Today’s post has been written in response to the news published today that a suspected burglar has been shot during an incident in Worcestershire. As this is a developing story the details are rather scarce and whilst it is not clear at the current time exactly what had happened, I anticipate that the report is likely to bring back into focus the debate on what housekeepers can do to protect their properties and how the police deal with such reports.
Whilst I am going to touch on what the law says about what you can – and perhaps more importantly can’t – do if you’re unfortunate enough to confront a burglar in your house, the main aim of this post is to explain why it is the case that victim may end up being arrested along with the burglar himself.
To do this I’m going to consider the widely reported case of the burglar, John Bennell, who was stabbed by Peter Flanagan during a raid on his Salford home back in June this year. Below is the ITN report on the original incident.
On attending a report of an incident during which someone has received a serious injury or has been killed, it is the role of the police to establish exactly what has happened and under what circumstances.
Whilst media reports of incidents involving home owners using force against intruders ofter portray the matter as a black and white ‘got what he deserved for breaking in’ story, for the officers first on the scene things are rarely as simple and we need to look at the evidence in front of us to establish what has really happened.
People rarely tell us the whole truth and as such we become very skeptical about accepting a version of events without there being something to support it, without the account being tested and compared with those of others so that we can establish some idea about the account’s veracity.

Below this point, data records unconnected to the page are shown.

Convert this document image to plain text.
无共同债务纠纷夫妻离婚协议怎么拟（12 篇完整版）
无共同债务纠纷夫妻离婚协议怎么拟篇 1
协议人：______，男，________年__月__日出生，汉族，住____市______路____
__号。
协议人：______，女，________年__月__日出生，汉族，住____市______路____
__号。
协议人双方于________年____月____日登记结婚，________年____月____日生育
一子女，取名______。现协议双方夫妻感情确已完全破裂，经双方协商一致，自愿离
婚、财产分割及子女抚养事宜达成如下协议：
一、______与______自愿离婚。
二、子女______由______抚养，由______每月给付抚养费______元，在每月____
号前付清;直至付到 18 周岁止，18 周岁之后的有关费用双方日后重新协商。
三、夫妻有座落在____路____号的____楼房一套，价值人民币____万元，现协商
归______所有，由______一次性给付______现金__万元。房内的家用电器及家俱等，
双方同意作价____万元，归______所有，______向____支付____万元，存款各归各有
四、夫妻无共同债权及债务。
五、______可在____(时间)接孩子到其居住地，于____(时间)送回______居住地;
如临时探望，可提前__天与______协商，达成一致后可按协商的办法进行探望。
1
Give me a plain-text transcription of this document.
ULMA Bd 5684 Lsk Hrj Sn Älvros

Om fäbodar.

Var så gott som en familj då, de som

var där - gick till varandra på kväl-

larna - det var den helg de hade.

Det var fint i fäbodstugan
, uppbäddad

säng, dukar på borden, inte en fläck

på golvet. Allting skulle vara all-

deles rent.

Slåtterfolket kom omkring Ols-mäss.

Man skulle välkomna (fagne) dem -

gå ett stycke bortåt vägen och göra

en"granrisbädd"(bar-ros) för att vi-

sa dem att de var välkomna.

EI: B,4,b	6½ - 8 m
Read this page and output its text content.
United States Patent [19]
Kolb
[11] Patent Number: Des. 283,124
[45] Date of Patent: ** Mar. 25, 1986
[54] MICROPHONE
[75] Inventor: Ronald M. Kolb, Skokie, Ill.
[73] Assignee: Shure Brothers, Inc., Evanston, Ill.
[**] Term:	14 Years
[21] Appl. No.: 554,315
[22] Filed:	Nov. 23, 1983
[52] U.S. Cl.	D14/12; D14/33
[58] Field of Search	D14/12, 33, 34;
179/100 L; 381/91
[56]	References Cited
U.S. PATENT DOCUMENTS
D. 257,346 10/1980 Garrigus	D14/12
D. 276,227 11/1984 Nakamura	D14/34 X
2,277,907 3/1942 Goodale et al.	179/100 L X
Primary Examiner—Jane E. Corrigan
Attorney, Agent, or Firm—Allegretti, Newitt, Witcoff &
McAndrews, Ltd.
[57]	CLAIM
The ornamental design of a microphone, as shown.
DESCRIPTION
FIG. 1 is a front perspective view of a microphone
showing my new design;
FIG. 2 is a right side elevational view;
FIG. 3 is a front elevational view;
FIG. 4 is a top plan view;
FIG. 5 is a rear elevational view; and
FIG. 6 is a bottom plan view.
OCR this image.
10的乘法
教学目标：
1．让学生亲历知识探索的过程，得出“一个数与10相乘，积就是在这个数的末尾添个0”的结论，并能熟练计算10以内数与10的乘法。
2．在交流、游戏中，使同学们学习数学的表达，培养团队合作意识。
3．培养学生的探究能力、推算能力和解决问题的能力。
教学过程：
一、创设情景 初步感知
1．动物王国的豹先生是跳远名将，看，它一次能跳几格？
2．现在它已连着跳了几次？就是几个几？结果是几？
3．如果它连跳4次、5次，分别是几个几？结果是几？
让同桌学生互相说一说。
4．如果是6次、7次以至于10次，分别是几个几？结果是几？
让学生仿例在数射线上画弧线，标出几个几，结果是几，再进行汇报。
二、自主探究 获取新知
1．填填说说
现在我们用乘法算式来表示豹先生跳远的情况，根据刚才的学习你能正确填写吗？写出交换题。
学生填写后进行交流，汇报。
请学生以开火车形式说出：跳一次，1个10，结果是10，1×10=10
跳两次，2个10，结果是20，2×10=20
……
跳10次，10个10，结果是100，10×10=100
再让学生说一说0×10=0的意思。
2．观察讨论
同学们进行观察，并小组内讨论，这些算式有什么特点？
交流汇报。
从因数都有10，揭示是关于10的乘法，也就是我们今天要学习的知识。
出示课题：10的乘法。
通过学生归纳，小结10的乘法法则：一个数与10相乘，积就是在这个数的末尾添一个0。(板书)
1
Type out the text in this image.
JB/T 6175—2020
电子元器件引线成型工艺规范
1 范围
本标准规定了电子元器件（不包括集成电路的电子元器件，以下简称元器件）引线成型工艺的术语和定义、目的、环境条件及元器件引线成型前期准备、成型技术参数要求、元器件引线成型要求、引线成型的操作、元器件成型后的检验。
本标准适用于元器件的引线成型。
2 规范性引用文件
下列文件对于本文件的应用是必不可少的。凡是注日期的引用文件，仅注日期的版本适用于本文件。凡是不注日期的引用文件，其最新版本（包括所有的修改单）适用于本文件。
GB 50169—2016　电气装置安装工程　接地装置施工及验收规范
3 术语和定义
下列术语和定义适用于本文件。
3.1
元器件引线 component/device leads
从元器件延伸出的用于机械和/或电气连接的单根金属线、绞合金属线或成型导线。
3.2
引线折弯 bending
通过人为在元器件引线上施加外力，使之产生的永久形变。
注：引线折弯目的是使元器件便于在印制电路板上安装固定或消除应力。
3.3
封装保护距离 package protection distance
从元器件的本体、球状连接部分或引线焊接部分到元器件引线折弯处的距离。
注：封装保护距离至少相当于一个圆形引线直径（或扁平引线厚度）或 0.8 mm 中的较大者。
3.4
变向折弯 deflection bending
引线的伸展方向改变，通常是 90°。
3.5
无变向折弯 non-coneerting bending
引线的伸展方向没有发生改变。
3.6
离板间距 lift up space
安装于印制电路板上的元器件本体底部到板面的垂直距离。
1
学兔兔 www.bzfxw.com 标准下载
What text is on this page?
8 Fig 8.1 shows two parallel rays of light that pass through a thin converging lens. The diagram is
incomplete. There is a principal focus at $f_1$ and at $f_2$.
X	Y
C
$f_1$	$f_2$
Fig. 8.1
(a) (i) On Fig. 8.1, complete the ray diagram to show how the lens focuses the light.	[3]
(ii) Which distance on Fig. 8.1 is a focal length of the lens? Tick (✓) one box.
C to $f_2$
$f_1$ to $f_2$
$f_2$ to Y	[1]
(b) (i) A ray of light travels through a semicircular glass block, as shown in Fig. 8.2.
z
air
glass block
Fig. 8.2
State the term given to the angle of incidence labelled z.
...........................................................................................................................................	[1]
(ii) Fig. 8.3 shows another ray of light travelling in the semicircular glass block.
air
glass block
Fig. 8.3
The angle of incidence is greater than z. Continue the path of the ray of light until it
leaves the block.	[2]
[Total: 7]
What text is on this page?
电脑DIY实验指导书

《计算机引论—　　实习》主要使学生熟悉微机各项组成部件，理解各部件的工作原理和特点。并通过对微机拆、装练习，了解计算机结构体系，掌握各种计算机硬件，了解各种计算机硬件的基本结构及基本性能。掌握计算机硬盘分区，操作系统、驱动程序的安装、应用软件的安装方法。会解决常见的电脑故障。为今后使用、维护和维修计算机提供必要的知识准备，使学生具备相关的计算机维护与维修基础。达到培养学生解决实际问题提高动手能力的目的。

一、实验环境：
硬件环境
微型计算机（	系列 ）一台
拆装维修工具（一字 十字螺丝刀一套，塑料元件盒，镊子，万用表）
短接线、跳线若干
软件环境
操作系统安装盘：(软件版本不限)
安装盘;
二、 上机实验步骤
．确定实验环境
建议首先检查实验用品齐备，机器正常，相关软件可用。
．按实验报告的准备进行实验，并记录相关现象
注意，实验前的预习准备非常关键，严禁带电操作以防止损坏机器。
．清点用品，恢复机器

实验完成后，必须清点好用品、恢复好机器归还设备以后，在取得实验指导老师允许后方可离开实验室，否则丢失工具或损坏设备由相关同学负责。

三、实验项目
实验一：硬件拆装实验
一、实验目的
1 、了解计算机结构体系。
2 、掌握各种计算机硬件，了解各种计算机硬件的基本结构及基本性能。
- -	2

Put simply, if we walk into a house and find a body and someone standing over them with a knife we can’t take their word that the deceased was a burglar and stabbed in self defence.
As we need to be sure that things have indeed happened as the homeowner has claimed, we need to be looking at preserving the scene and asking the homeowner some questions. Because we suspect that homeowner has – rightly or wrongly – killed the intruder we need to be interviewing the homeowner about the matter on tape.
For these reasons – because we need to preserve the scene, gather the evidence and interview – we need to consider arresting the homeowner as again at this point we can’t be entirely sure what has happened.
If you caught my previous blog about arrests, you might remember that we can arrest on suspicion of an offence. This means that being arrested doesn’t necessarily carry an implication of guilt, only that we have reason to suspect a person may have been involved in the commission of a crime.
Having fully investigated what has happened and taken a full account of the incident from the arrested person, we’re then likely to need to consult the Crown Prosecution Service (CPS) with our evidence.
It is the CPS who decide firstly whether there is enough evidence to take the matter to court and secondly – and crucially in cases such as that considered – is it in the public interest to do so?
Relevant to the use of force by homeowners (or indeed anyone else) is S. 3 of the Criminal Law Act 1967. It basically allows anyone to use ‘such force as is reasonable’ in the prevention of a crime. The CPS have to look at the case, decide whether the evidence gathered supports the homeowner’s account of events and then consider whether their action was ‘reasonable’ in the given circumstances.
I’ve touched briefly on what may be considered ‘reasonable’ in a previous blog and will say now as I’d said then that the topic could not be done justice over several blogs, let alone a paragraph. Furthermore I wouldn’t even feel qualified to write about it with any authority, such an involved topic it is. I would say though that the easiest way to define a ‘reasonable’ use of force is that the force used was necessary and proportionate to the threat faced and absolutely no more.
Should the CPS, having considered the facts of the case, be satisfied that the actions of the homeowner were necessary, they can rule than a prosecution would not be in the public interest and any charges considered be dropped.
Crucially they cannot make such a decision without a detailed, impartial police investigation beforehand.
On the face of it I can understand that the police arresting someone for ‘protecting their home and family’ may seem contrary to what appears right. It is, however, in the interests of all parties that the matter is fully investigated so that the CPS can act to do the ‘right’ thing.